For what does one do when everything has been taken away?

 

She laughed when he told her about Alex’s birth and the antics of Jonathan.  She listened breathlessly when he told of the ancient cycle, of who they had all been in the past.  He explained about the Med Jai and Ardeth, about his former life as a warrior for God, about his wife the Princess Nefertiri.

 

And she would listen silently when he talked about Evy.  About how a smile from her could make his day.  About how he feared that she might be dead or that Imhotep might hurt her.  About his feelings of rage and helplessness.  And she could share his pain.
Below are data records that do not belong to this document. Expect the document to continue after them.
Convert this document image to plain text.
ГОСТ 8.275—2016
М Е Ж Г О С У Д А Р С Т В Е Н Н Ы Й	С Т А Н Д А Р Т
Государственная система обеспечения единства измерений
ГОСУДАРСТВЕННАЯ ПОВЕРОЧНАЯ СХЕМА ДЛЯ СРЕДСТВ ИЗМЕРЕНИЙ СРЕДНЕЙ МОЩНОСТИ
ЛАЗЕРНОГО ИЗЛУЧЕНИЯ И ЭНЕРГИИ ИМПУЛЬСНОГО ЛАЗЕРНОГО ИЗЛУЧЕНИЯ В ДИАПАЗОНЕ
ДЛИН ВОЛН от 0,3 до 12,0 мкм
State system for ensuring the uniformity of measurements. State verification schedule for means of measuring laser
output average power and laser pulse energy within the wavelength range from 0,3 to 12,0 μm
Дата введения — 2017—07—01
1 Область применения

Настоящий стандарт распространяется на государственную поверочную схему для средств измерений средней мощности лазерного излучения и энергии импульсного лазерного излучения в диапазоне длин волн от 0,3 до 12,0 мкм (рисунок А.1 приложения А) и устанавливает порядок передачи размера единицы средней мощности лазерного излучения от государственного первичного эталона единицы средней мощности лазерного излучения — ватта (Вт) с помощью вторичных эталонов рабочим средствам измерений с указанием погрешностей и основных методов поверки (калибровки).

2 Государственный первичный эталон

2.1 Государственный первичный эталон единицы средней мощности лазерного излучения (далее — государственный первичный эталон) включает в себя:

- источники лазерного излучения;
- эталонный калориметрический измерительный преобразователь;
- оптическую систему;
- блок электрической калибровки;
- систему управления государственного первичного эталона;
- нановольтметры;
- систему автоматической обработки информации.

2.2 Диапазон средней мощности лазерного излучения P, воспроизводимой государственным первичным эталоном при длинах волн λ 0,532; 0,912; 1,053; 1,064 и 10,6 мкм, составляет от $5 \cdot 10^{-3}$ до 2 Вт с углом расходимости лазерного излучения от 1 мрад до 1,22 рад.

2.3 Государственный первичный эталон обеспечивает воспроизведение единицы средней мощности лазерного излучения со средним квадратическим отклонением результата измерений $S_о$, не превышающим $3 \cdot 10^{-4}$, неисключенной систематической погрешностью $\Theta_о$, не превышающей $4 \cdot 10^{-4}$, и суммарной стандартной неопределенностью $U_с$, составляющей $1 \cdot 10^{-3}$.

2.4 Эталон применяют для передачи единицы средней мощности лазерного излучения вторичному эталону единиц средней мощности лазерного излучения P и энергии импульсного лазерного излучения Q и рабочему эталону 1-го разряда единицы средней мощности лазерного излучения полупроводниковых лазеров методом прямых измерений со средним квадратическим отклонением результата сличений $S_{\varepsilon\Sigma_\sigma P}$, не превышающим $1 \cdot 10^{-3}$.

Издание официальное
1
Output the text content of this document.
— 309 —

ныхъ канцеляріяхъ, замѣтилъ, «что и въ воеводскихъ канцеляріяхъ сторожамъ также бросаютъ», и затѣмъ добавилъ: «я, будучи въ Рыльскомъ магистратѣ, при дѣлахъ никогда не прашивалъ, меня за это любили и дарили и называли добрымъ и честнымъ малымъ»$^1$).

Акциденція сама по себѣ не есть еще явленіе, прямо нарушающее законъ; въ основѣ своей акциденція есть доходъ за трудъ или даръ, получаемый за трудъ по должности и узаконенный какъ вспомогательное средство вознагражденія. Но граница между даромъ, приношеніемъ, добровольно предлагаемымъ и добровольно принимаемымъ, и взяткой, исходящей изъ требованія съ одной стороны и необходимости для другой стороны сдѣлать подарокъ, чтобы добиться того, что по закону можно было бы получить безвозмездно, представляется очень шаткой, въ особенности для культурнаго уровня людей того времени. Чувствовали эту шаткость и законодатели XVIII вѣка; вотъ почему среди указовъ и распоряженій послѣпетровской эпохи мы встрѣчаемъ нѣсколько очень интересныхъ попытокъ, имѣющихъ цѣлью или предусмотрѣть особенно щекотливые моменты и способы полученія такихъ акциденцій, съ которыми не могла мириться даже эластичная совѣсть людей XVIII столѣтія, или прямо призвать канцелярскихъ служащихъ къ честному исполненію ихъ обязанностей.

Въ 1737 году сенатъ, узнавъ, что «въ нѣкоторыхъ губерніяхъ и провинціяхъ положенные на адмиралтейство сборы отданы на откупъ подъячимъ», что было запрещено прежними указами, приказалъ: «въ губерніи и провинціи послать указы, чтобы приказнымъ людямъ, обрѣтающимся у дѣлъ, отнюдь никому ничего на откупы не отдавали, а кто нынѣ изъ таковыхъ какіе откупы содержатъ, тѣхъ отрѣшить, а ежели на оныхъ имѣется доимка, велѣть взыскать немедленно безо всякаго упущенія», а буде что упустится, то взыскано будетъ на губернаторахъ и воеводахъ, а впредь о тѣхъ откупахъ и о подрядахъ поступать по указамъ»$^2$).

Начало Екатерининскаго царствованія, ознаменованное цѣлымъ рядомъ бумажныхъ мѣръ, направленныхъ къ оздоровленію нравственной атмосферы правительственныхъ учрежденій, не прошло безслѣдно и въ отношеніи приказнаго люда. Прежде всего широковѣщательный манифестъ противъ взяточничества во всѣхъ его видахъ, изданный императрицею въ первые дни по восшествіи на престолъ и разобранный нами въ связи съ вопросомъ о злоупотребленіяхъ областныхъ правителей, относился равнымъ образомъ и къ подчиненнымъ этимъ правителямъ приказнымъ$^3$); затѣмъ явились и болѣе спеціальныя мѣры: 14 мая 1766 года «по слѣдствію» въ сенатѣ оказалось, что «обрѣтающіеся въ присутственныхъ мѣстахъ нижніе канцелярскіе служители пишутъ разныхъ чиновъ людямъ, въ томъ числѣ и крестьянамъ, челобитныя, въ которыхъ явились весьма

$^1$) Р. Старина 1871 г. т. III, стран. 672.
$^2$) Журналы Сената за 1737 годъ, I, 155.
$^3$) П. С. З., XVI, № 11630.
That night, long after the meal was finished and Rick lay under the stars, he felt her presence near him.  He looked up into her eyes as she sat down, and they were fierce and ignited.

 

“What’s wrong?” he asked, touching her shoulder lightly.  But she was caught up in memories.

 

“It’s all coming back to me,” she whispered.  “I keep reliving them, over and over, nightmares when I wake.”

 

“Tell me,” Rick urged.  “Share your burden.”

 

She shook her head, covering her face in her hands.  “I hate to give you some of my burden, you who are bearing so much.”

 

He put his arm around her.  “You have shared much of my burden.  Tell me.”

 

She took a deep, shuddering breath.  “You know I fought and was captured at the battle of Mount Blanc.”

 

He nodded his assent.

 

“We were pinned down for hours in the mountains,” she remembered, her eyes glistening with unshed tears.  “Hour after hour we tried to keep him back, hold him off.  But he was relentless.”

 

Her voice changed, encompassing a kind of awe.  “I have never seen anything like it.  The Priest tossed human beings like pebbles.  He crushed tanks, with our men inside them, like they were cardboard boxes.”  Her head shook with disbelief as a tear slipped down her cheek, the first time Rick had seen her truly cry.  “It was unbelievable.

 

“At one point he stepped into my line of fire between two boulders.  I had a clear shot of him.  We had led him into an impasse in the mountains, hoping to surround him.  We didn’t know then, of his powers.”  She paused, swallowing hard.  “I took a shot with my bazooka.  This flaming, high-speed missile headed right for him.  It was a perfect shot.”

 

She stopped and gave a short, hard laugh.

 

“What happened?” Rick asked, squeezing her hand.

 

“I watched the whole scene as if it were in slow motion.  The missile sailed cleanly through the air, rotating slowly, heading straight for Imhotep.  I remember thinking, ‘this is it.  I’ve got the bastard.  It’s all over.’  How naive I was.”

 

She sighed and looked down, rubbing her calloused hands together.  “I keep seeing this scene over and over.  It replays in my mind like a movie clip I cannot stop.  I see it when I am cleaning, when I look into the bubbling soup, when I try to sleep at night.”  She paused, looking down, fear and pain in her voice.  “It will not let me be.”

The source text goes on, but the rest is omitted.